Charlie Hamilton James
Other experts have been thrilled with Contrapest. Wesley Parker, the co-owner of Parker Eco-Pest Control in Seattle, was initially skeptical about the product’s claims, but after partnering with a wildlife population management foundation called FYXX to run a study in Seattle’s Queen Anne neighborhood in spring 2022, her doubts were erased.
“It does require some patience, but the results speak for themselves,” Parker says. “Not only did we see the population go down by 90% in a matter of months, but we heard anecdotally from businesses adjacent to the test site that they’ve never been rodent-free until now.”
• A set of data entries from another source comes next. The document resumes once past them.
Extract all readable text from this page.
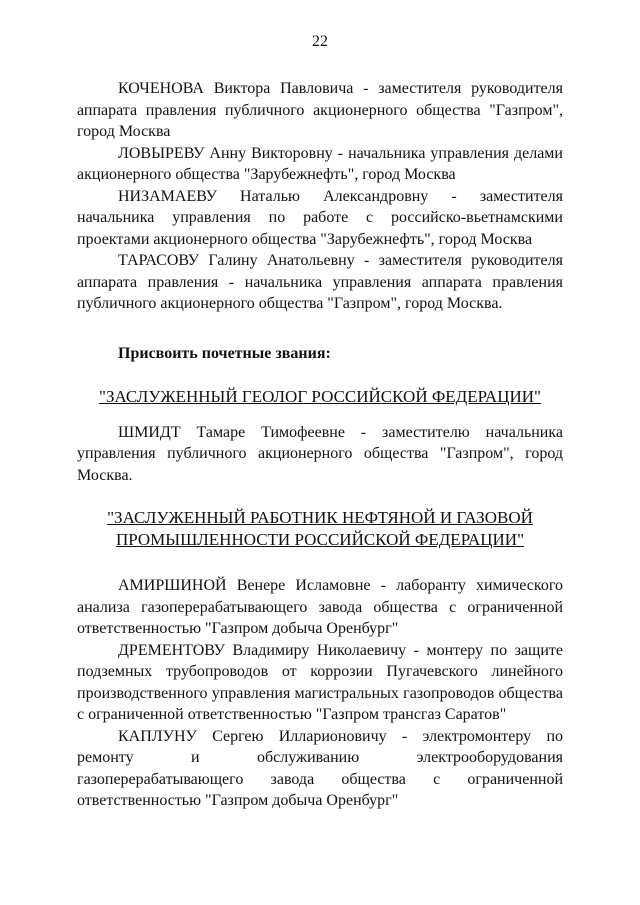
22

КОЧЕНОВА Виктора Павловича - заместителя руководителя аппарата правления публичного акционерного общества "Газпром", город Москва

ЛОВЫРЕВУ Анну Викторовну - начальника управления делами акционерного общества "Зарубежнефть", город Москва

НИЗАМАЕВУ Наталью Александровну - заместителя начальника управления по работе с российско-вьетнамскими проектами акционерного общества "Зарубежнефть", город Москва

ТАРАСОВУ Галину Анатольевну - заместителя руководителя аппарата правления - начальника управления аппарата правления публичного акционерного общества "Газпром", город Москва.

Присвоить почетные звания:

"ЗАСЛУЖЕННЫЙ ГЕОЛОГ РОССИЙСКОЙ ФЕДЕРАЦИИ"

ШМИДТ Тамаре Тимофеевне - заместителю начальника управления публичного акционерного общества "Газпром", город Москва.

"ЗАСЛУЖЕННЫЙ РАБОТНИК НЕФТЯНОЙ И ГАЗОВОЙ
ПРОМЫШЛЕННОСТИ РОССИЙСКОЙ ФЕДЕРАЦИИ"

АМИРШИНОЙ Венере Исламовне - лаборанту химического анализа газоперерабатывающего завода общества с ограниченной ответственностью "Газпром добыча Оренбург"

ДРЕМЕНТОВУ Владимиру Николаевичу - монтеру по защите подземных трубопроводов от коррозии Пугачевского линейного производственного управления магистральных газопроводов общества с ограниченной ответственностью "Газпром трансгаз Саратов"

КАПЛУНУ Сергею Илларионовичу - электромонтеру по ремонту и обслуживанию электрооборудования газоперерабатывающего завода общества с ограниченной ответственностью "Газпром добыча Оренбург"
She’s convinced that the new technique is at least part of the future. “Birth control plus physically sealing up a structure will soon be the gold standard for eco-friendly rodent control.”
That’s certainly what Laura Makulski is hoping for when Ferndale starts its own ContraPest trial next month. Public support for the initiative is strong, despite the relatively high price tag (the pilot project will cost the city roughly $8,000 for a year’s supply).
“We have that support because we’ve educated people here so they want to do better, and the things that we’ve been doing–using normal rat poisons that kill our owls—that’s not doing better. We have to be smarter.”